A large domain complete basis functions for curved surfaces

The method of moments (MoM) with triangular surface discretization has become one of the most used techniques for solving electromagnetic scattering and radiation problems. This approach uses planar triangles to model the geometry and div-conforming basis functions to represent the surface current [1]. The planar triangle surface approximation, however, can lead to significant discretization errors when surfaces with high curvature are modelled. In near-field analysis the fidelity of the geometry modeling greatly impacts the accuracy of solutions so it is important to model curved features with curvilinear basis functions. We have recently introduced a complete analytical entire domain linear phase basis functions based on Shannon sampling theorem.

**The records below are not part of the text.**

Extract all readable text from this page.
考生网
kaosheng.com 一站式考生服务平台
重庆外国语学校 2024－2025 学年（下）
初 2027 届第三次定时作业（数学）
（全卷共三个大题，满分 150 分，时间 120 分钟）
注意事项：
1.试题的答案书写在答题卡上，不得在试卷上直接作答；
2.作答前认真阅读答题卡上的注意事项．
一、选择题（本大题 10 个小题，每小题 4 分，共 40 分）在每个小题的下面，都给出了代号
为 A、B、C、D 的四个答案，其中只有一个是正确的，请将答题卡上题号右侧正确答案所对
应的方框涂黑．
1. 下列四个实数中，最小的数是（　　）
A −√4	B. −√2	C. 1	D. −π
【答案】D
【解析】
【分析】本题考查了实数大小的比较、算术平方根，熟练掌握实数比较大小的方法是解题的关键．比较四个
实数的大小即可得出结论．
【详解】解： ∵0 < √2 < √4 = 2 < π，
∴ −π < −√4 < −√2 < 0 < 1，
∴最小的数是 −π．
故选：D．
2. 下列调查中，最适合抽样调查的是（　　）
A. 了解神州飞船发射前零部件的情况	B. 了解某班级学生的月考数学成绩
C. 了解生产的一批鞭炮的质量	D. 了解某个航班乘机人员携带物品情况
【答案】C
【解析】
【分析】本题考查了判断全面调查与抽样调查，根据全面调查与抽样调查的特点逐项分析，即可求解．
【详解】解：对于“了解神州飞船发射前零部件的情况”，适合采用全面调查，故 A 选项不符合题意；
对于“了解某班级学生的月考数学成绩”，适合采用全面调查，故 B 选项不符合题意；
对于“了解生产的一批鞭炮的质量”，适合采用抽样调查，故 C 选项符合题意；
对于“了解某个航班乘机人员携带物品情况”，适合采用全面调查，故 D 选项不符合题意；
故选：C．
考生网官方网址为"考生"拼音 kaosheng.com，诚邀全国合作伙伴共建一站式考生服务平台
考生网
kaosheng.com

These functions, called Linear-Phase Basis Functions (LPF) have been introduced in [2] for flat surfaces and are able to reconstruct the scattered field from a flat plate with a number of functions equal to the degrees of freedom of the scatterer. The GSF constitute a complete, discrete basis for any kind of equivalent currents on a flat finite surface. Their selection does not resort to any singular value decomposition (SVD) procedure, but they are selected in a non-redundant way by a Gram-Smith orthogonalization process. In this paper we present a generalization of the LPF introduced in [2] to curvilinear basis function able to represent any current on a curved surface.